There are a lot more demand forecasts being made today at companies then their used to be – not just monthly, but forecasts that can occur can cover likely shipments for the next day up to a time period that may be for a decision that needs to be made years from now. Many of these forecasts depend upon having more data. Traditionally, demand management applications used order shipment history to make forecasts. But gradually new data sets were added that improved the forecasting accuracy. A demand management application can truly be a Big Data solution today.
The ROI from demand management solutions comes from requiring less inventory to hit a targeted service level. According to Toby Brzoznowski, the Chief Strategy Officer at LLamasoft, a rough rule of thumb is that 1% forecast improvement leads to a 2.5% reduction in the amount of inventory that needs to be held.
The first expansion in the data set was based on getting collaborative data into the forecasting engines. A few years after demand management applications emerged, it was recognized that sales people and marketing people had critical data that could help improve the demand forecast. Sales people might know that a big order was about to drop. The marketing folks knew when promotions would run. Forecasters really needed to know these things. So, tools were devised that helped automate the process of getting inputs from other departments in the company.
When companies are at the beginning of their journey their forecasts are not based on granular data. A company might start by working with aggregate data on how many products, at the regional and product family level, are apt to be sold in a given period. Then a supply chain manager uses splitting formulas to disaggregate the forecast. For example, 80,000 cases of cola that will be sold in the Northeast, let us assume based on history, that 40,000 cases will be regular, 30,000 cases will be Diet, and 10,000 will be cherry flavored.
The next stage would be to forecast at the SKU level at the distribution center level. This is a bottom up forecast where historical SKU shipment data from each DC is used for replenishment planning.
Even more data is needed to plan at the “ship to” level. Here instead of forecasting how much of a SKU will ship in total from a DC, a company is using historical data to forecast how much of a SKU will ship from that DC to every store location in that region that is supported by the DC.
Each stage requires roughly an order of magnitude more data. But by the next stage – the use of point of sale (POS) data for demand sensing – we are getting into Big Data territory. Here, for example, a company might download all the consumption data on which of the company’s SKUs have been sold in the last week or even the preceding day by a given store. Demand sensing requires demand signal repositories to clean, massage, and stage this data.
Solvoyo explained to me at a recent briefing, libraries are needed for event data. This is particularly true when companies get to the demand sensing stage of forecasting maturity. I talked to one Big Box retailer that saw unexpected surges in sales at certain times of the year at certain stores. When they dug deeper, they discovered that they had stores located close to colleges. When the students go back to school after the summer break, the sales surged, but only for certain products. Solvoyo explained that their event library allows these event calendars to be stored and updated so that events can be incorporated into future forecasts.

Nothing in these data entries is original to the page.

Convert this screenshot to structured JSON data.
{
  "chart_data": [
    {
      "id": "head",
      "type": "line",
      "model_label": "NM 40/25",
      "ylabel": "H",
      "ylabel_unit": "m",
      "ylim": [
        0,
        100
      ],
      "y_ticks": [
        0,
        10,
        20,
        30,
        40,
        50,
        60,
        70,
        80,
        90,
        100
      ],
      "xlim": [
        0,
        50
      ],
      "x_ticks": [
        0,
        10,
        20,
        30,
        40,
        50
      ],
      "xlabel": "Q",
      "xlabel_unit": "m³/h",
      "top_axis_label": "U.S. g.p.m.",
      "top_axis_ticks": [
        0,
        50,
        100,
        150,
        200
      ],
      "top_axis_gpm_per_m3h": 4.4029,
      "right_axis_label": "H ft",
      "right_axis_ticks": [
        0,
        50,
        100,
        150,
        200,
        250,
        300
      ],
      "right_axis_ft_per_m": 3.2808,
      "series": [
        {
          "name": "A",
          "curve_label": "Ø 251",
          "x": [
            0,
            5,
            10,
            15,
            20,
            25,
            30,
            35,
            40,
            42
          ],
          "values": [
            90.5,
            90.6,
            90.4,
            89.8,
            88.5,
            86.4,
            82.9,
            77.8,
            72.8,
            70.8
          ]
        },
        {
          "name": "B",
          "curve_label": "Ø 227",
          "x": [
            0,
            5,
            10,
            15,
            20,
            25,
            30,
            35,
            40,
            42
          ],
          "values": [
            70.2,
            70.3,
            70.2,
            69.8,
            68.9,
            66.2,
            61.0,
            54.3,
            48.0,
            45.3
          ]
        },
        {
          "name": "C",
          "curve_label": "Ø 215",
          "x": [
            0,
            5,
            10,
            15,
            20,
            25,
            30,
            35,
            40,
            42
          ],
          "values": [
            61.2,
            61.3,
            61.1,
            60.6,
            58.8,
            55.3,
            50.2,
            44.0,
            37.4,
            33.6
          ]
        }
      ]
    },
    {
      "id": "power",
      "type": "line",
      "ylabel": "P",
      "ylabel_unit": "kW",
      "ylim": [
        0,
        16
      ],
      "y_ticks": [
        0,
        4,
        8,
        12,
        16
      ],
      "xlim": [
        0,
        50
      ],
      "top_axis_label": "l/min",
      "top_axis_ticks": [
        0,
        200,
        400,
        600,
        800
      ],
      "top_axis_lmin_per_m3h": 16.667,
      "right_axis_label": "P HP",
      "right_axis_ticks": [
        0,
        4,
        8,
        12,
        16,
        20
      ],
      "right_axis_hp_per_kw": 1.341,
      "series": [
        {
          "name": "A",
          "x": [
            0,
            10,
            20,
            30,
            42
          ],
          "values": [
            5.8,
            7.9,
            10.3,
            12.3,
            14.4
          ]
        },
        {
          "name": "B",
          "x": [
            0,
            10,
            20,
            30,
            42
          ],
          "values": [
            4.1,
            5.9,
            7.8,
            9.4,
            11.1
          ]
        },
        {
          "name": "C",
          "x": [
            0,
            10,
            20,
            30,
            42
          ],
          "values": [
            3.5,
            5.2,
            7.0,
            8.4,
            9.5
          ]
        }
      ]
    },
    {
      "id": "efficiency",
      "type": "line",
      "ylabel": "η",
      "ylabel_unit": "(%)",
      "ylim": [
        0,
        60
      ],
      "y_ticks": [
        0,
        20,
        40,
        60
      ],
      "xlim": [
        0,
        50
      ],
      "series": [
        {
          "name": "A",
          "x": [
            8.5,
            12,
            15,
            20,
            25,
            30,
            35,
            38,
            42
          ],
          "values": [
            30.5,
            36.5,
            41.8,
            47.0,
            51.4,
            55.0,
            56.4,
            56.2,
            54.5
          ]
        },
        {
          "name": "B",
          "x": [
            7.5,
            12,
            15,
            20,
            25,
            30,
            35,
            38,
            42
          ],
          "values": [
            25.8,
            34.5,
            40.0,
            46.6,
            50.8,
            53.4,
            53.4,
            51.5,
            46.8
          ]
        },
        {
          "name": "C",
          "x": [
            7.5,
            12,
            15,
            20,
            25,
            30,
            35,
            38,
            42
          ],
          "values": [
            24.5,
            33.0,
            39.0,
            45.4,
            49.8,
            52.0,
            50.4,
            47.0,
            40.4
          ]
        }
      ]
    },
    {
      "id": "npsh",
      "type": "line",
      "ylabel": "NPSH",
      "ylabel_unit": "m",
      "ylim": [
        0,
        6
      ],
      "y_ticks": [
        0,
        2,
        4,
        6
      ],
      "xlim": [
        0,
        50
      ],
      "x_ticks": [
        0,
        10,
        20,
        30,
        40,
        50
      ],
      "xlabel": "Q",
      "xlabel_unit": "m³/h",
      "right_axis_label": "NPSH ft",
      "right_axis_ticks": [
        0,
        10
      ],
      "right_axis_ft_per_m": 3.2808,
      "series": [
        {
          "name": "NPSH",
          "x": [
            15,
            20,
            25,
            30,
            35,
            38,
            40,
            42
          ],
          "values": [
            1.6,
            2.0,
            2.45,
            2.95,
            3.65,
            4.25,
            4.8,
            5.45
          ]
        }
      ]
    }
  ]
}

The data revolution is continuing! In 2017 LLamasoft introduced Demand Guru. Demand Guru has access to over 550,000 data sets across all countries. Many of these data sets are industry and macroeconomic data. The LLamasoft library also has weather data for over 33,000 cities.
One Automotive OEM uses this solution to improve their 5 to 10 strategic planning forecasts of how many SUVs, sedans, and trucks they will need to produce in regions around the world. In the following figure you can see that many of the key factors improving forecast accuracy for this OEM are based on economic data sets that come out of the LLamasoft library. Macroeconomic factors and machine learning dropped the entire industry level forecast error rate significantly. Just as with demand sensing, using this economic data requires a tool to clean and stage this Big Data set. LLamasoft has also built that tool.
For both demand sensing and the use of economic data sets, machine learning is necessary to sort through the myriad factors causing demand to grow or shrink and to zero in on the drivers that really matter.
More recently, demand forecasters have begun looking at using weather and sentiment data. Sentiment data is based on the positive or negative things consumers are saying about products or companies on social media. There are vendors that provide tools to take this unstructured sentiment data and score it. The process of scoring the data turns it into the kind of structured data that a forecasting engine can use. That data can then be ingested into a demand management system. The use of sentiment and weather data is still at a preliminary stage in the industry. The general thinking is that these data sets will somewhat improve short term forecasts.
In conclusion, in the 20-year journey to improve demand forecasting that I have witnessed, the two most impactful data sets that I have seen are demand sensing (POS) and economic time series data. Both data sets significantly improve forecast accuracy. Demand sensing improves forecasts more in the short-term forecasting horizon. Economic and industry data has a bigger impact on longer term forecasts. Unfortunately, very few companies are at a level of maturity where they are using either.